To Seurat, who had a scientific turn of mind, fell the strictly analytic work, which covered form as well as colour. Signac employed the optical mixture exclusively, and in it he found a medium for new colour effects whose tones were never too "strong" for his liking.
( 1863-1935). Born and died in Paris. Signac loved life and was a man of passionate enthusiasms: for painting, science, literature, politics. Jovial and heavily built, he looked more like a Breton sailor than a painter. Vehement and impulsive in his talk, he delighted in probing problems to their depth; his every comment, in which words of kindness mingled with expressions unfit for print, revealed his intelligence, exuberance, conviction and combative nature, but even his most impetuous outbursts were never tinged by the slightest pettiness or malice. His position was not in easy one, for he was fired with a determination to face all the issues. Yet however violent his opposition might be, it always revealed a generous mind searching for truth, ready to admit different ways of arriving at truth and accepting the validity of research diametrically opposed to his own; but both in art and in life he was the implacable enemy of flattery and pretentiousness, self-seeking and hypocrisy. Signac was in his element when wrestling with problems, whether social or artistic, for they seemed to nourish his vigorous temperament eager for action.
His middle-class family put up no resistance to his early decision to take up painting. At the start he was influenced by Monet -- at that time not yet widely appreciated as an artist -- and in 1884, at the age of twenty-one, he became one of the founders of the Société des Artistes Indépendants with Georges Seurat and others, and exhibited for the first time in their Salon. Seurat and Signac became intimate friends and were soon to collaborate in formulating the theories of Neo-Impressionism, the most important and revolutionary art movement of the late nineteenth century. They quickly rallied to the cause a small circle of friends of varying degrees of talent, such as Camille Pissarro and his son Lucien, Henri-Edmond Cross, Maximilien Luce, Charles Angrand, Hippolyte Petitjean, Theo van Rysselberghe, Albert Dubois-Pillet and a few others. Signac was the driving force of the group, trying at all costs to attract adherents, untiringly professing his creed in discussions and by letter. After the premature death of Seurat in 1891 he undertook the difficult task of continuing the struggle for their ideals as leader of the group.

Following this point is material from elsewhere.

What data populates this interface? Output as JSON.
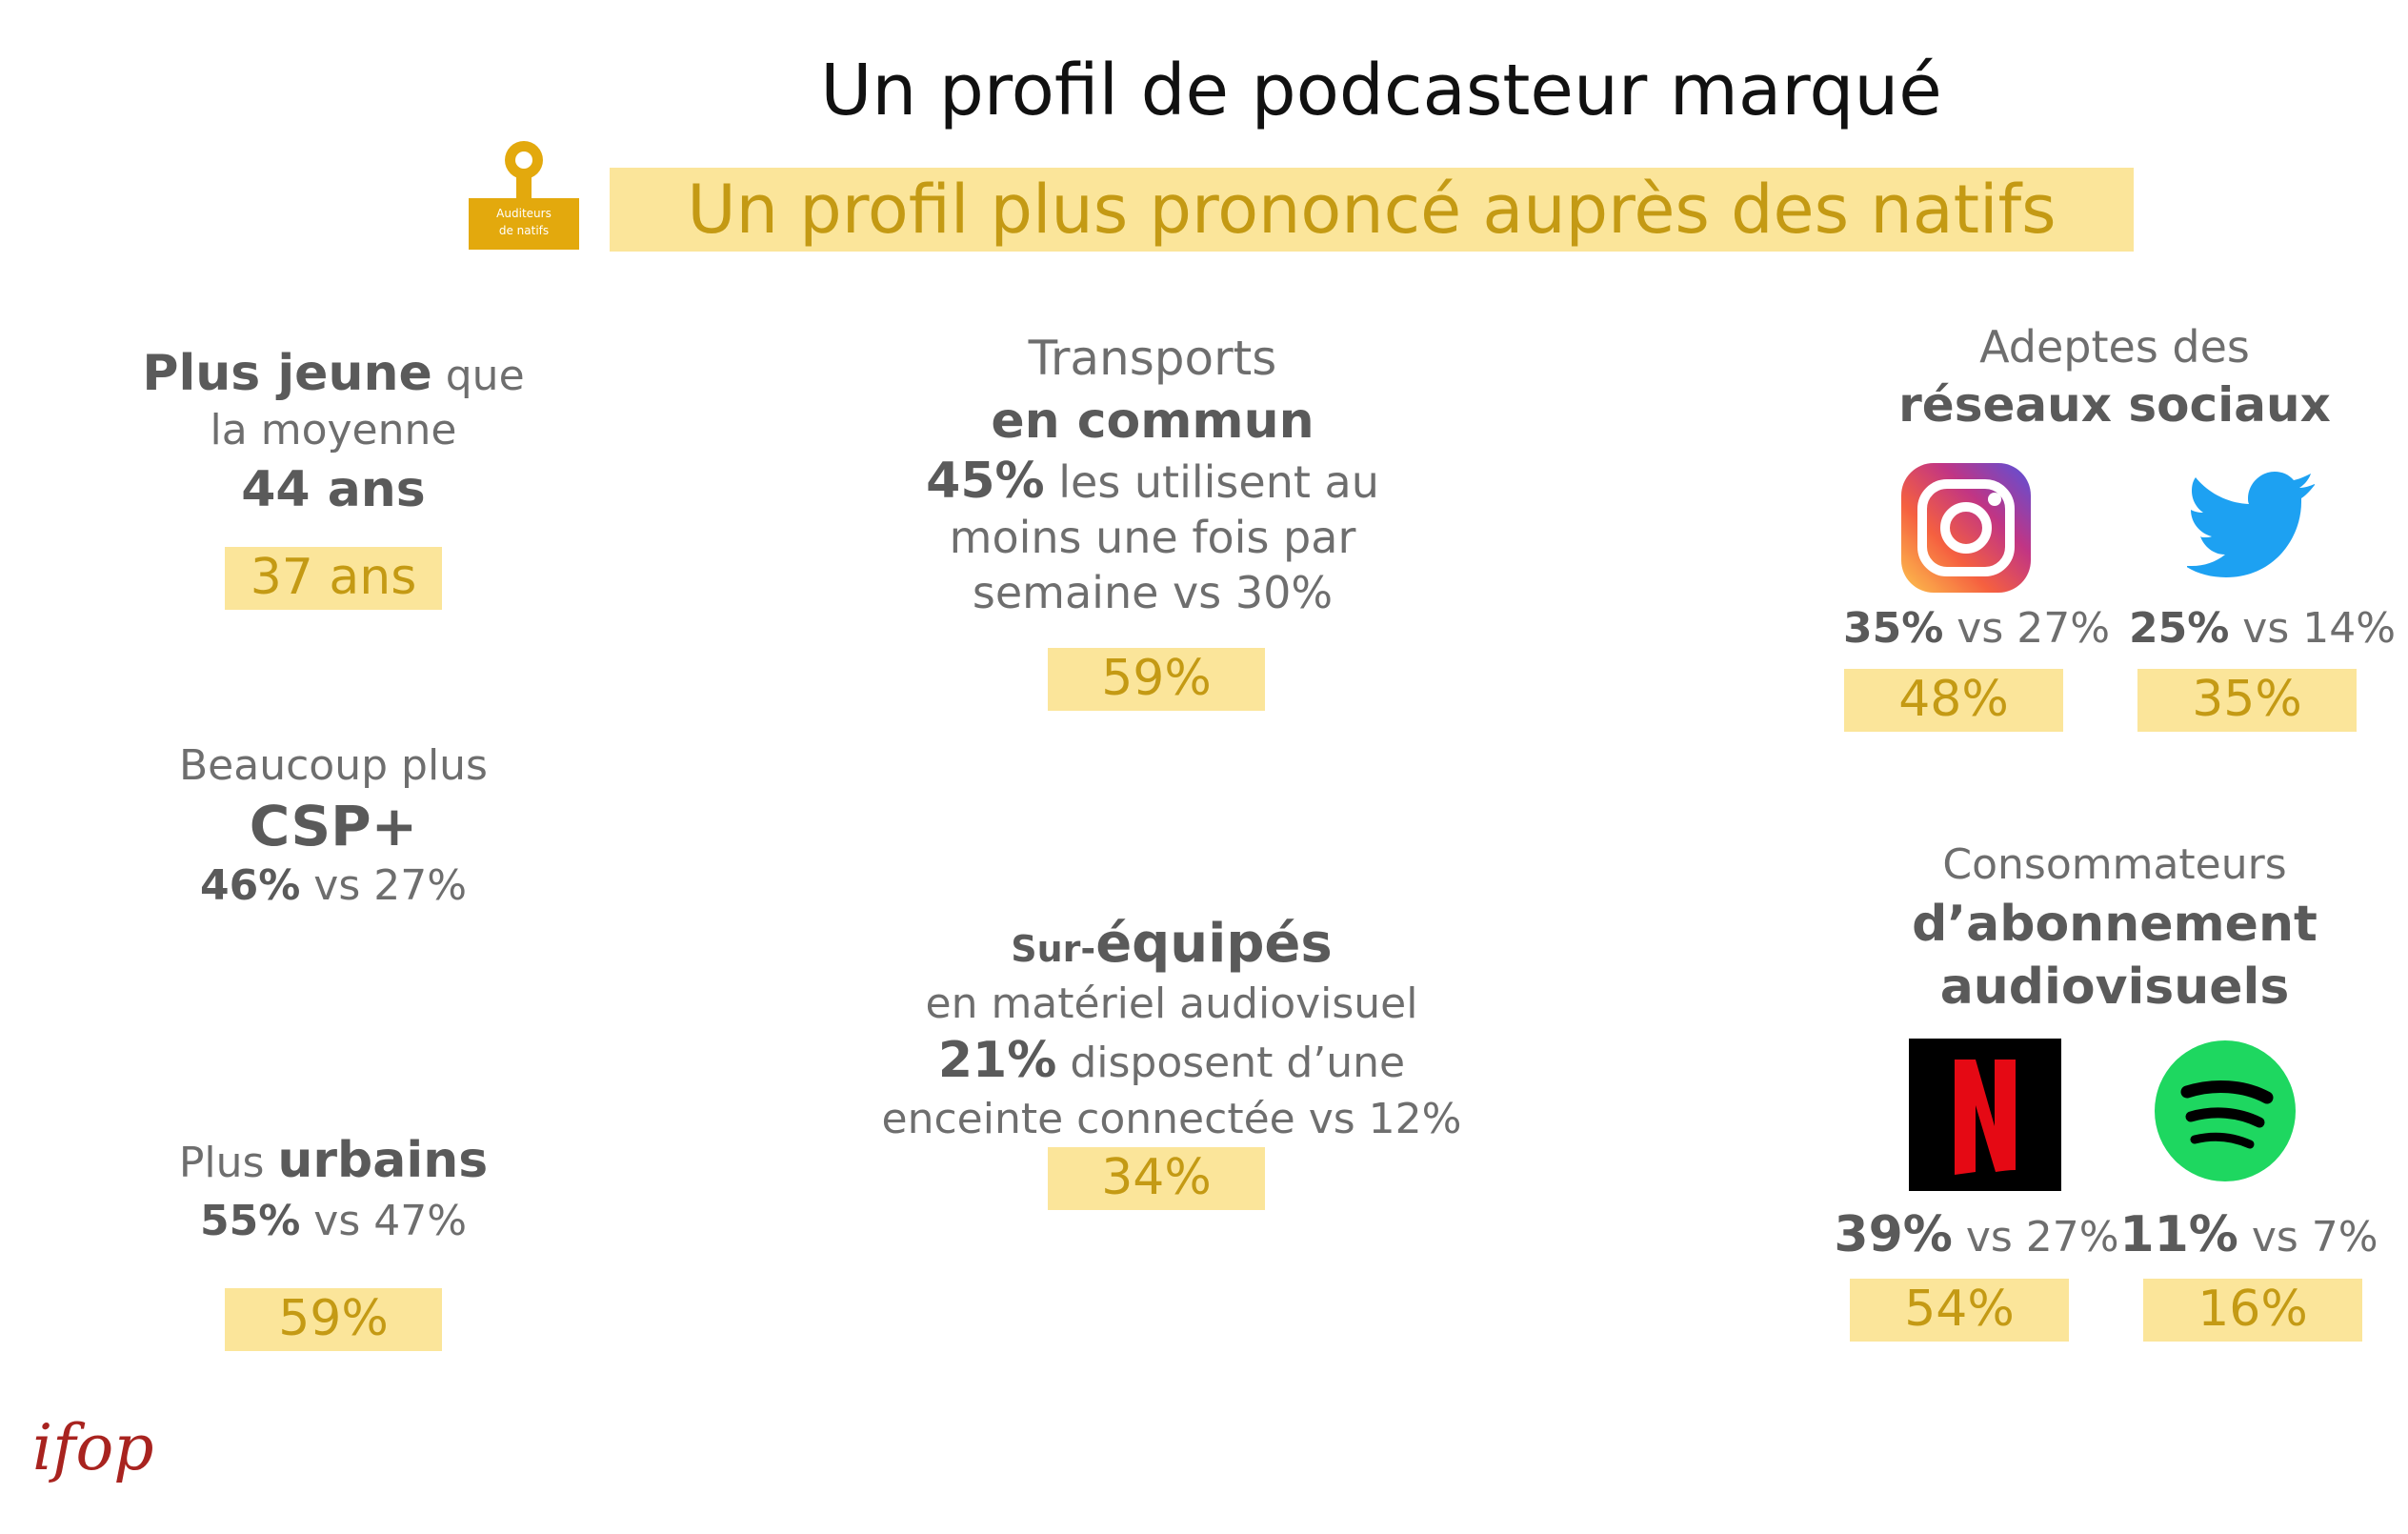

Signac had a passion for sailing, which led him to visit and paint nearly all the French ports. He sailed to Holland and Corsica, travelled to the Alps, Italy and Constantinople. For many years his base was Saint-Tropez, which he 'discovered' as he also 'discovered' Port-en-Bessin, Collioure, etc. From all these ports of call he brought back innumerable water colours, in which line and vibrant colour fuse spontaneously to seize the changing aspects of nature. Afterwards, in the studio, he used these quick sketches for the preparation and execution of large canvases, in which his aim was to balance the different elements of nature in order to achieve what he called 'the most harmonious, luminous and colourful result possible'. Félix Fénéon, a friend of Signac's from the start, described his paintings: 'His colourings spread out in spacious waves, tone down, meet, fuse, and form a polychromatic design similar to a linear arabesque. To express these harmonies and oppositions he uses only pure colours. Arranging these on his palette in the order of the spectrum, the painter mixes only contiguous colours, thus as far as possible obtaining the colours of the prism, adding white to graduate their tone scale. He juxtaposes these dabs of paint on the canvas, their interplay corresponding to local colour, light, and varying shadows. The eye will perceive them mixed optically.

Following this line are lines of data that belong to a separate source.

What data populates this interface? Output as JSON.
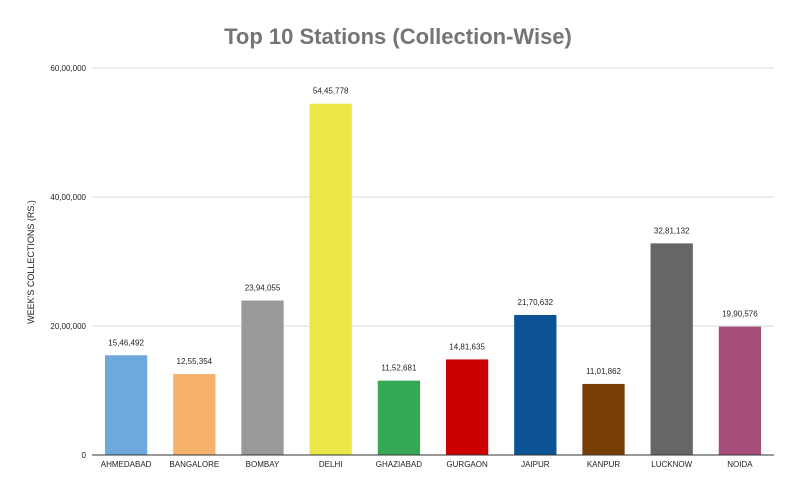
{
  "chart_data": {
    "type": "bar",
    "title": "Top 10 Stations (Collection-Wise)",
    "xlabel": "",
    "ylabel": "WEEK'S COLLECTIONS (RS.)",
    "ylim": [
      0,
      6000000
    ],
    "yticks": [
      0,
      2000000,
      4000000,
      6000000
    ],
    "ytick_labels": [
      "0",
      "20,00,000",
      "40,00,000",
      "60,00,000"
    ],
    "grid": true,
    "legend": "none",
    "categories": [
      "AHMEDABAD",
      "BANGALORE",
      "BOMBAY",
      "DELHI",
      "GHAZIABAD",
      "GURGAON",
      "JAIPUR",
      "KANPUR",
      "LUCKNOW",
      "NOIDA"
    ],
    "values": [
      1546492,
      1255354,
      2394055,
      5445778,
      1152681,
      1481635,
      2170632,
      1101862,
      3281132,
      1990576
    ],
    "value_labels": [
      "15,46,492",
      "12,55,354",
      "23,94,055",
      "54,45,778",
      "11,52,681",
      "14,81,635",
      "21,70,632",
      "11,01,862",
      "32,81,132",
      "19,90,576"
    ],
    "colors": [
      "#6fa8dc",
      "#f6b26b",
      "#999999",
      "#ebe848",
      "#34a853",
      "#cc0000",
      "#0b5394",
      "#783f04",
      "#666666",
      "#a64d79"
    ]
  }
}
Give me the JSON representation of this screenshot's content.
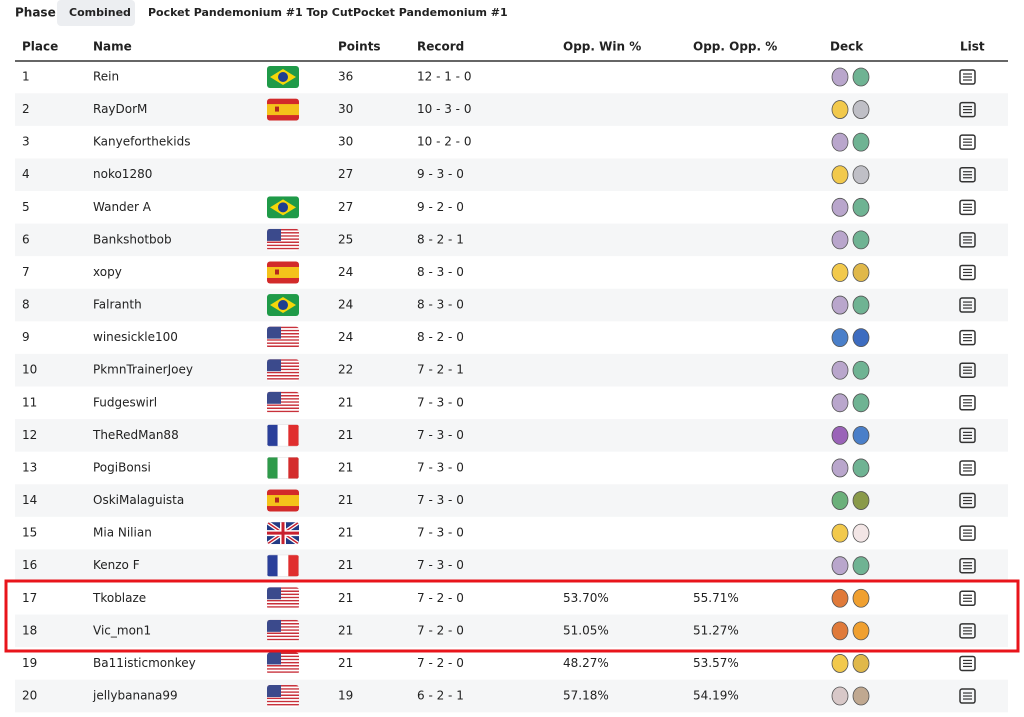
{
  "tabs": {
    "label": "Phase",
    "items": [
      "Combined",
      "Pocket Pandemonium #1 Top Cut",
      "Pocket Pandemonium #1"
    ]
  },
  "table": {
    "headers": [
      "Place",
      "Name",
      "Points",
      "Record",
      "Opp. Win %",
      "Opp. Opp. %",
      "Deck",
      "List"
    ],
    "rows": [
      [
        1,
        "Rein",
        36,
        "12 - 1 - 0",
        null,
        null
      ],
      [
        2,
        "RayDorM",
        30,
        "10 - 3 - 0",
        null,
        null
      ],
      [
        3,
        "Kanyeforthekids",
        30,
        "10 - 2 - 0",
        null,
        null
      ],
      [
        4,
        "noko1280",
        27,
        "9 - 3 - 0",
        null,
        null
      ],
      [
        5,
        "Wander A",
        27,
        "9 - 2 - 0",
        null,
        null
      ],
      [
        6,
        "Bankshotbob",
        25,
        "8 - 2 - 1",
        null,
        null
      ],
      [
        7,
        "xopy",
        24,
        "8 - 3 - 0",
        null,
        null
      ],
      [
        8,
        "Falranth",
        24,
        "8 - 3 - 0",
        null,
        null
      ],
      [
        9,
        "winesickle100",
        24,
        "8 - 2 - 0",
        null,
        null
      ],
      [
        10,
        "PkmnTrainerJoey",
        22,
        "7 - 2 - 1",
        null,
        null
      ],
      [
        11,
        "Fudgeswirl",
        21,
        "7 - 3 - 0",
        null,
        null
      ],
      [
        12,
        "TheRedMan88",
        21,
        "7 - 3 - 0",
        null,
        null
      ],
      [
        13,
        "PogiBonsi",
        21,
        "7 - 3 - 0",
        null,
        null
      ],
      [
        14,
        "OskiMalaguista",
        21,
        "7 - 3 - 0",
        null,
        null
      ],
      [
        15,
        "Mia Nilian",
        21,
        "7 - 3 - 0",
        null,
        null
      ],
      [
        16,
        "Kenzo F",
        21,
        "7 - 3 - 0",
        null,
        null
      ],
      [
        17,
        "Tkoblaze",
        21,
        "7 - 2 - 0",
        "53.70%",
        "55.71%"
      ],
      [
        18,
        "Vic_mon1",
        21,
        "7 - 2 - 0",
        "51.05%",
        "51.27%"
      ],
      [
        19,
        "Ba11isticmonkey",
        21,
        "7 - 2 - 0",
        "48.27%",
        "53.57%"
      ],
      [
        20,
        "jellybanana99",
        19,
        "6 - 2 - 1",
        "57.18%",
        "54.19%"
      ]
    ]
  }
}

The variation of colouring is assured by this juxtaposition of elements, its freshness by their purity and a brilliant lustre by the optical blending, because unlike a mixture of pigments, optical mixing tends to brightness.'
Of insatiable curiosity, Signac threw himself into the study of Chevreul's optical laws and often wrote on behalf of these theories. He wrote From Eugène Delacroix to Neo-Impressionism ( 1899), the vital textbook of the NeoImpressionist movement, a study on Jongkind, a lucid essay on The Subject in Painting ( Encyclopédie Française, vol. XVI, chap. 2), an introduction to the catalogue of an exhibition Seurat and his Friends ( Paris, 1934), as well as a Diary, of which the entries for the years 1894 to 1899 were later published in the Gazette des Beaux-Arts ( 19491953). As though these multiple activities were insufficient to occupy his ebullient temperament, Signac accepted the presidency of the Société des Artistes Indépendants in 1908 and for twenty-six years worked untiringly in the service of his friends, encouraging the younger generation (he was one of the first to buy a picture by Matisse) and advocating the principles of his conception of art. His vigorous personality, which always pushed him into the limelight, may have sometimes caused his contemporaries to overlook the fact that this active, dominating man was also a talented painter of great poetic sensibility.